Describe the solution you'd like
This ticket requires 2 types of solutions, one at the workflow/job description level; the second at the job matchmaking.

Starting with the resource provisioning and job matchmaking, here are the required changes:

CUDARuntime: the pilot needs to support all of the CUDARuntimes requested by the job (i.e. job CUDARuntime is a subset of pilot CUDARuntime)
CUDACapabilities: the pilot needs to support the same or newer CUDACapabilities as requested by the job (i.e. min(job CUDACapabilities) <= max(pilot CUDACapabilities)
GPUMemoryMB: does not change. job GPUMemoryMB needs to be smaller or equal to pilot GPUMemoryMB.

For multi-step job workflows (StepChain and maybe PromptReco(?)), here is how a job needs to be described by the agent:
4) CUDARuntime: currently a python string with the version. It looks like it needs to be a comma separated string. TODO: Are we able to make a comma separated or list comparison in GlideinWMS and ensure that each element in one list is present in the other?
5) CUDACapabilities: currently a list of python strings. TODO: Given that the pilot/node only needs to have an equal or newer version, should we revisit it and make it a plain string with the version? Are we able to have such comparison in GlideinWMS?
6) GPUMemoryMB: has to be the max of all the steps

Describe alternatives you've considered
Further discussion with Core and GlideinWMS still required to finalize these requirements.

Additional context
Documentation: gpu-parameter-specification

and initial development made in this PR #10388

The text was updated successfully, but these errors were encountered:

mmascher · 2023-05-17T14:40:38Z

Hi Alan, for the "resource provisioning step", aka first matchmaking, we are only asking WMAgent to put requiresGPUs. Providing all the attributes is not feasible without a significant effort, and it brings little benefit IMHO.

For the job (second) matchmaking we can use any of the attributes here: https://monit-grafana.cern.ch/d/2qoPfS0Mz/cms-submission-infrastructure-gpus-monitor?orgId=11

My preference would be to add a Requirement in WMAgent. Of course we can support you in building that, IIRC there should be a way to test an expression locally. Let me do some tests.

amaltaro · 2023-05-17T15:13:28Z

Thank you for the prompt feedback, Marco!
For the resource provisioning, I think we can keep it as is and gather further experience with this setup.

For the job matchmaking, my concerns in terms of job classad are:
i) can we have set based tests (apparently for CUDARuntime)?
ii) how do we implement "greater or equal than" with version-like values? Their expected regex is linked in the "Additional context"

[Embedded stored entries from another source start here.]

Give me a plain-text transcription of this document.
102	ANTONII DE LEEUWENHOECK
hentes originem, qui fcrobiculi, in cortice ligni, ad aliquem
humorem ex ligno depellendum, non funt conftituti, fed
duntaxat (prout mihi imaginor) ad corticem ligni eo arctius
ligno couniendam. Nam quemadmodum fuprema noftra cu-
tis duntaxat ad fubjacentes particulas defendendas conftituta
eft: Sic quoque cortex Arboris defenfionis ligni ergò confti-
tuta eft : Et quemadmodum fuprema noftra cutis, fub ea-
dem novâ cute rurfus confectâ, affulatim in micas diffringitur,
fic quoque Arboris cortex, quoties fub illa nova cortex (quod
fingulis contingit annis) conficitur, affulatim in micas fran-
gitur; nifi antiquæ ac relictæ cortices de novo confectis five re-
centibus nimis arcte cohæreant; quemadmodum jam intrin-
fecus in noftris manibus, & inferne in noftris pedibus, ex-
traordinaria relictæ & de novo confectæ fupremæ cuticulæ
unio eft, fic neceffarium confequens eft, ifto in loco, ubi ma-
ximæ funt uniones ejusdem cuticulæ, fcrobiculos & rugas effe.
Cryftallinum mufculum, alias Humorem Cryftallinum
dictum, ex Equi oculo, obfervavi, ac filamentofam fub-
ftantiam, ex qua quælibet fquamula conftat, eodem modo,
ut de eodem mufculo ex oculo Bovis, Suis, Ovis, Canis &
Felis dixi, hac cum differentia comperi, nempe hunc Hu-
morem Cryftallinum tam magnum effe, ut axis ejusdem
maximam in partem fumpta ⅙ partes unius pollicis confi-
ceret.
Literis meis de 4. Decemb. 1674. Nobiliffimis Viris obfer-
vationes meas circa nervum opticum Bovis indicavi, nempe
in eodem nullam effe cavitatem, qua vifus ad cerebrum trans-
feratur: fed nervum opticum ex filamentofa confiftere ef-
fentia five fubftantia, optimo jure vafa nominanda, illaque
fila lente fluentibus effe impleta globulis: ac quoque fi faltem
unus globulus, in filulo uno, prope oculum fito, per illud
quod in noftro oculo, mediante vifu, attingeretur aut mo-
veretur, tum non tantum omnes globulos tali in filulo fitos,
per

mmascher · 2023-05-17T15:34:52Z

Thank you for the prompt feedback, Marco! For the resource provisioning, I think we can keep it as is and gather further experience with this setup.

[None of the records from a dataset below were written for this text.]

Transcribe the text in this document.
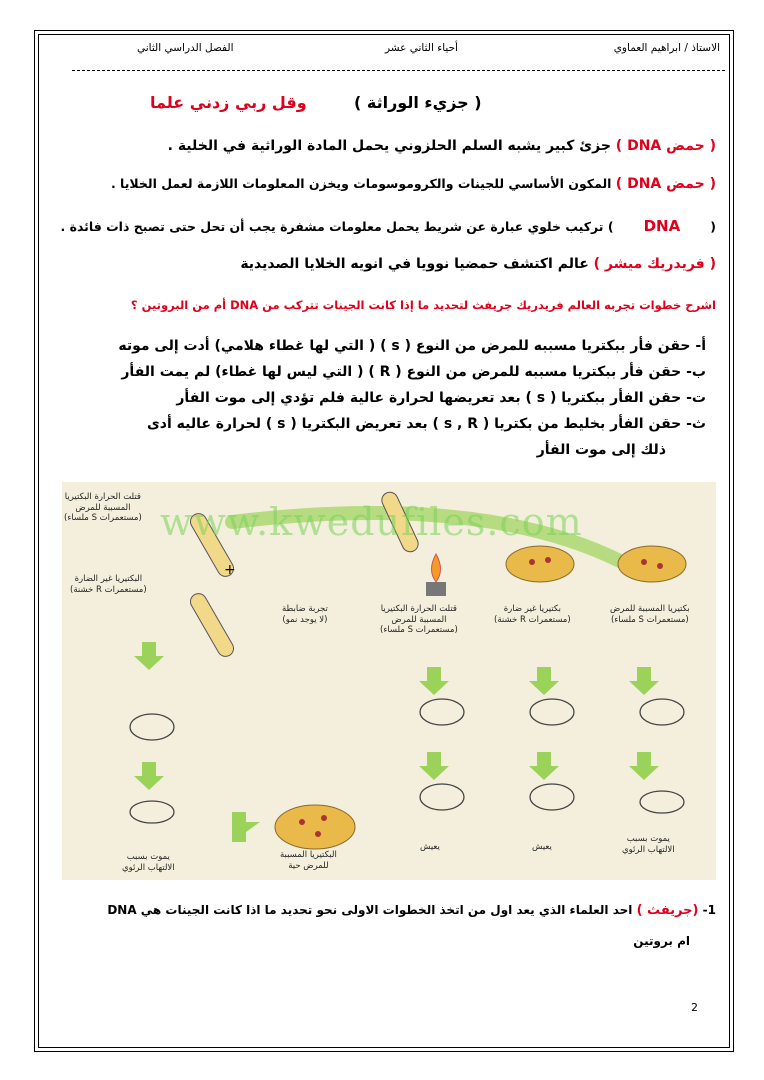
الاستاذ / ابراهيم العماوي
أحياء الثاني عشر
الفصل الدراسي الثاني
( جزيء الوراثة )
وقل ربي زدني علما
( حمض DNA ) جزئ كبير يشبه السلم الحلزوني يحمل المادة الوراثية في الخلية .
( حمض DNA ) المكون الأساسي للجينات والكروموسومات ويخزن المعلومات اللازمة لعمل الخلايا .
( DNA ) تركيب خلوي عبارة عن شريط يحمل معلومات مشفرة يجب أن تحل حتى تصبح ذات فائدة .
( فريدريك ميشر ) عالم اكتشف حمضيا نوويا في انويه الخلايا الصديدية
اشرح خطوات تجربه العالم فريدريك جريفث لتحديد ما إذا كانت الجينات تتركب من DNA أم من البروتين ؟
أ- حقن فأر ببكتريا مسببه للمرض من النوع ( s ) ( التي لها غطاء هلامي) أدت إلى موته
ب- حقن فأر ببكتريا مسببه للمرض من النوع ( R ) ( التي ليس لها غطاء) لم يمت الفأر
ت- حقن الفأر ببكتريا ( s ) بعد تعريضها لحرارة عالية فلم تؤدي إلى موت الفأر
ث- حقن الفأر بخليط من بكتريا ( s , R ) بعد تعريض البكتريا ( s ) لحرارة عاليه أدى
ذلك إلى موت الفأر
www.kwedufiles.com
قتلت الحرارة البكتيريا
المسببة للمرض
(مستعمرات S ملساء)
+
البكتيريا غير الضارة
(مستعمرات R خشنة)
بكتيريا المسببة للمرض
(مستعمرات S ملساء)
بكتيريا غير ضارة
(مستعمرات R خشنة)
قتلت الحرارة البكتيريا
المسببة للمرض
(مستعمرات S ملساء)
تجربة ضابطة
(لا يوجد نمو)
يموت بسبب
الالتهاب الرئوي
يعيش
يعيش
البكتيريا المسببة
للمرض حية
يموت بسبب
الالتهاب الرئوي
1- (جريفث ) احد العلماء الذي يعد اول من اتخذ الخطوات الاولى نحو تحديد ما اذا كانت الجينات هي DNA
ام بروتين
2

For the job matchmaking, my concerns in terms of job classad are:
i) can we have set based tests (apparently for CUDARuntime)?

Maybe we can use stringlistmember? It works like stringlistmember("A", "A,B,C") and checks if "A" is on the comma separated list "A,B,C". arguments can be classads.

ii) how do we implement "greater or equal than" with version-like values? Their expected regex is linked in the "Additional context"

Good question. Condor support the split function:

[mmascher@vocms0802 cmsgwms-frontend-configurations]$ condor_status -limit 1 -af GLIDEIN_SINGULARITY_BINDPATH
/storage,/lfs_roots,/cms,/etc/cvmfs/SITECONF,/ceph,/cvmfs/grid.cern.ch/etc/grid-security:/etc/grid-security
[mmascher@vocms0802 cmsgwms-frontend-configurations]$ condor_status -limit 1 -af 'split(GLIDEIN_SINGULARITY_BINDPATH)[2]'
/cms

And also int(). I fear we'll need to make an ad-hoc expression..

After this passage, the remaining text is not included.